PADANG LAWAS (Sumut) ketikberita.com | Isue yang beredar di masyarakat terkait Dugaan Pungutan Liar (Pungli) yang dilakukan oleh Camat Sosa Timur sebesar Rp 2.800 000 per desa terhubung dengan gaji siltap Kepala desa dan perangkat desa jadi perhatian serius.
Begitu juga dengan kinerja dari pihak Kejaksaan Negeri Kabupaten Padang Lawas (Palas) yang terkesan tertutup dalam menangani kasus tersebut.
Berdasarkan beberapa kali kunjungan dari tim media di kejaksaan negeri Palas bertujuan untuk konfirmasi terkait masalah Dugaan Pungli Camat Sosa Timur tapi sangat di sayangkan satu orang pun jaksa tidak pernah ada di tempat kata satpam penjaga pos pelayanan di kejaksaan tersebut.

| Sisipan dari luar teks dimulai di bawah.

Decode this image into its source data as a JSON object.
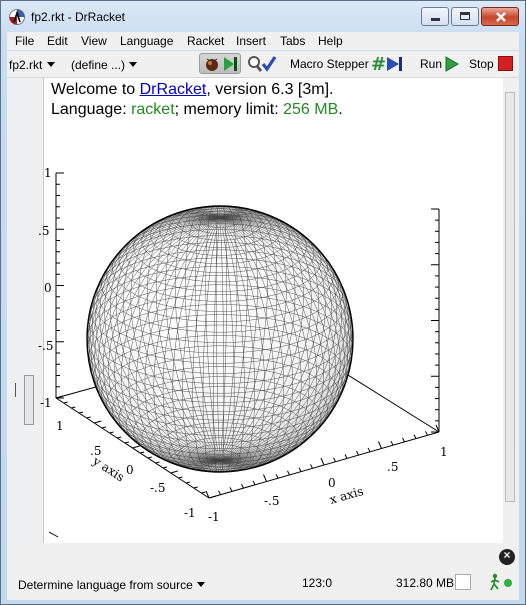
{
  "window": {
    "title": "fp2.rkt - DrRacket"
  },
  "menu": [
    "File",
    "Edit",
    "View",
    "Language",
    "Racket",
    "Insert",
    "Tabs",
    "Help"
  ],
  "toolbar": {
    "file_name": "fp2.rkt",
    "define_menu": "(define ...)",
    "macro_stepper": "Macro Stepper",
    "run": "Run",
    "stop": "Stop"
  },
  "repl": {
    "welcome_prefix": "Welcome to ",
    "welcome_link": "DrRacket",
    "welcome_suffix": ", version 6.3 [3m].",
    "language_prefix": "Language: ",
    "language_name": "racket",
    "language_mid": "; memory limit: ",
    "memory_limit": "256 MB",
    "language_end": "."
  },
  "plot": {
    "z_ticks": [
      "1",
      ".5",
      "0",
      "-.5",
      "-1"
    ],
    "x_label": "x axis",
    "y_label": "y axis",
    "x_ticks": [
      "-1",
      "-.5",
      "0",
      ".5",
      "1"
    ],
    "y_ticks": [
      "1",
      ".5",
      "0",
      "-.5",
      "-1"
    ],
    "right_tick": "1"
  },
  "status": {
    "language": "Determine language from source",
    "position": "123:0",
    "memory": "312.80 MB"
  },
  "colors": {
    "accent_link": "#0000cc",
    "racket_green": "#228b22",
    "run_green": "#2ea043",
    "stop_red": "#d42020"
  }
}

“Maaf bg sampai saat ini belum ada yang bisa di jumpai lihat abang lah klo gak percaya mobil aja yang parkir sepi kan bg”, ucap satpam kepada tim media.

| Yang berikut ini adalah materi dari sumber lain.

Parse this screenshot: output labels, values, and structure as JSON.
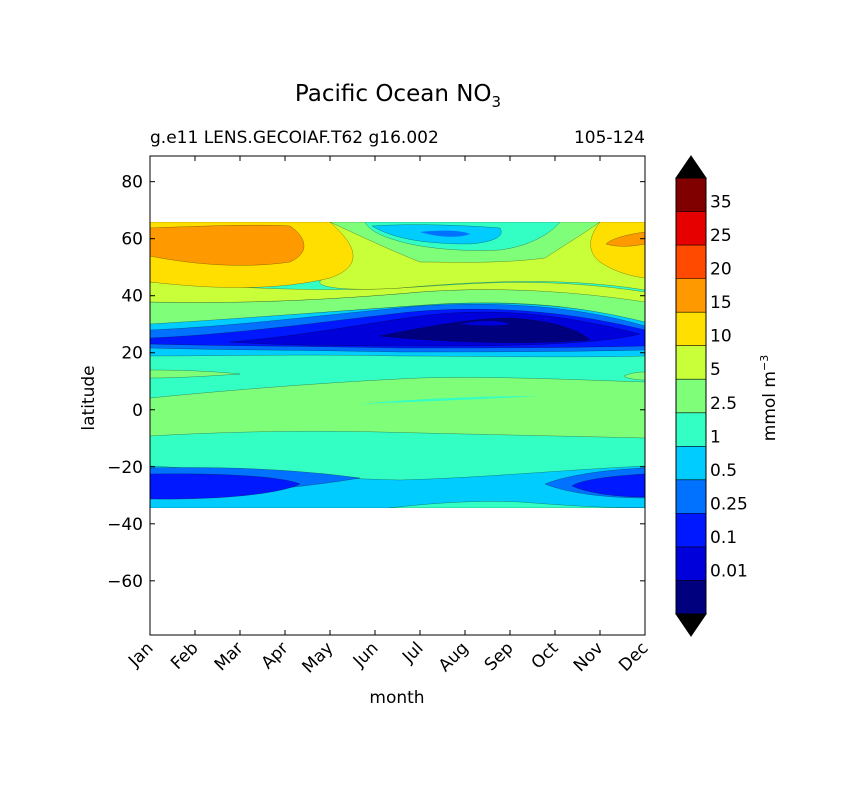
{
  "chart_data": {
    "type": "heatmap",
    "title": "Pacific Ocean NO",
    "title_subscript": "3",
    "subtitle_left": "g.e11 LENS.GECOIAF.T62 g16.002",
    "subtitle_right": "105-124",
    "xlabel": "month",
    "ylabel": "latitude",
    "x": [
      "Jan",
      "Feb",
      "Mar",
      "Apr",
      "May",
      "Jun",
      "Jul",
      "Aug",
      "Sep",
      "Oct",
      "Nov",
      "Dec"
    ],
    "ylim": [
      -79,
      89
    ],
    "yticks": [
      80,
      60,
      40,
      20,
      0,
      -20,
      -40,
      -60
    ],
    "ytick_labels": [
      "80",
      "60",
      "40",
      "20",
      "0",
      "−20",
      "−40",
      "−60"
    ],
    "data_lat_range": [
      -34,
      67
    ],
    "colorbar": {
      "label": "mmol m",
      "label_superscript": "−3",
      "levels": [
        0.01,
        0.1,
        0.25,
        0.5,
        1,
        2.5,
        5,
        10,
        15,
        20,
        25,
        35
      ],
      "labels": [
        "35",
        "25",
        "20",
        "15",
        "10",
        "5",
        "2.5",
        "1",
        "0.5",
        "0.25",
        "0.1",
        "0.01"
      ],
      "colors_top_to_bottom": [
        "#800000",
        "#e60000",
        "#ff4a00",
        "#ff9900",
        "#ffdf00",
        "#c8ff38",
        "#7ffe7a",
        "#33ffc4",
        "#00ccff",
        "#0072ff",
        "#0018ff",
        "#0000db",
        "#00007f"
      ],
      "extend": "both",
      "extend_colors": {
        "over": "#000000",
        "under": "#000000"
      }
    },
    "latitude_bands": [
      {
        "lat_top": 67,
        "lat_bottom": 57,
        "value_class": "15-20 (Jan-Apr), 5-10 (May-Oct), 0.5-1 (Jul-Aug)"
      },
      {
        "lat_top": 57,
        "lat_bottom": 45,
        "value_class": "10-15"
      },
      {
        "lat_top": 45,
        "lat_bottom": 37,
        "value_class": "5-10"
      },
      {
        "lat_top": 37,
        "lat_bottom": 29,
        "value_class": "2.5-5 to 0.25-0.5"
      },
      {
        "lat_top": 29,
        "lat_bottom": 21,
        "value_class": "0.01-0.25 (minimum Jul-Sep)"
      },
      {
        "lat_top": 21,
        "lat_bottom": 5,
        "value_class": "1-2.5"
      },
      {
        "lat_top": 5,
        "lat_bottom": -10,
        "value_class": "2.5-5"
      },
      {
        "lat_top": -10,
        "lat_bottom": -20,
        "value_class": "1-2.5"
      },
      {
        "lat_top": -20,
        "lat_bottom": -34,
        "value_class": "0.1-0.5 (minimum Jan-Apr, Nov-Dec)"
      }
    ]
  }
}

Kemudian Inspektur inspektorat Kabupaten Palas Harjusli Fahri Siregar, S.STP, M.Si melalui Sekretaris inspektorat Kabupaten Padang Lawas Tri Hendra Apria Dinata, SKM, M.Kes ketika dijumpai media mengatakan.
“Sampai saat ini laporan mengenai adanya dugaan Pungli Camat Sosa Timur belum ada masuk ke kantor inspektorat Kabupaten Palas dan untuk kedepannya akan kami kordinasikan dengan pihak kejari palas terkait kelanjutan masalah Dugaan Pungli Camat Sosa Timur”, ucapnya kepada media di ruang kerja.

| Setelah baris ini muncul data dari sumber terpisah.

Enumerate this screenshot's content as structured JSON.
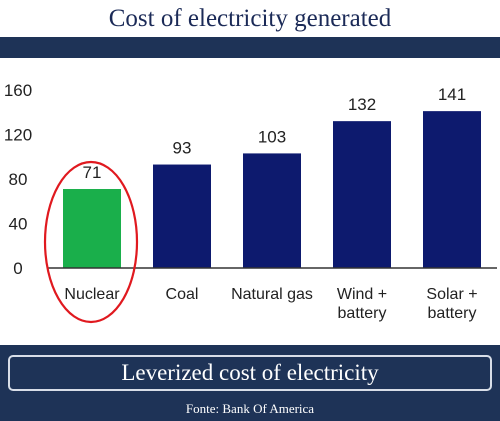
{
  "header": {
    "title": "Cost of electricity generated"
  },
  "footer": {
    "subtitle": "Leverized cost of electricity",
    "source": "Fonte: Bank Of America"
  },
  "colors": {
    "bar": "#0d1a6e",
    "highlight_bar": "#1aaf4b",
    "highlight_circle": "#e0191f",
    "band": "#1e3357"
  },
  "chart_data": {
    "type": "bar",
    "title": "Cost of electricity generated",
    "categories": [
      [
        "Nuclear"
      ],
      [
        "Coal"
      ],
      [
        "Natural gas"
      ],
      [
        "Wind +",
        "battery"
      ],
      [
        "Solar +",
        "battery"
      ]
    ],
    "values": [
      71,
      93,
      103,
      132,
      141
    ],
    "highlight_index": 0,
    "yticks": [
      0,
      40,
      80,
      120,
      160
    ],
    "ylim": [
      0,
      160
    ],
    "xlabel": "",
    "ylabel": "",
    "grid": false
  }
}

Salah satu masyarakat di kecamatan sosa timur yang meminta dirahasiakan identitasnya kepada tim media mengatakan kekecewaan nya terhadap lambatnya kerja Kejari Palas.
“Baru baru ini terdengar kabar 3 jaksa di kejari palas di periksa dengan dugaan kasus pungli di desa dan sekarang beredar hangat Dugaan Pungli Camat sosa timur tapi semua nya terasa di kelanjutan masalah nya kurang terbuka di publik sehingga masyarakat palas tidak percaya terhadap kinerja Kejari Palas dalam menyikapi dan menuntaskan terkait dugaan Pungli”, ucapnya kepada tim media di depan kantor kejaksaan negeri Kabupaten Palas. (Rh).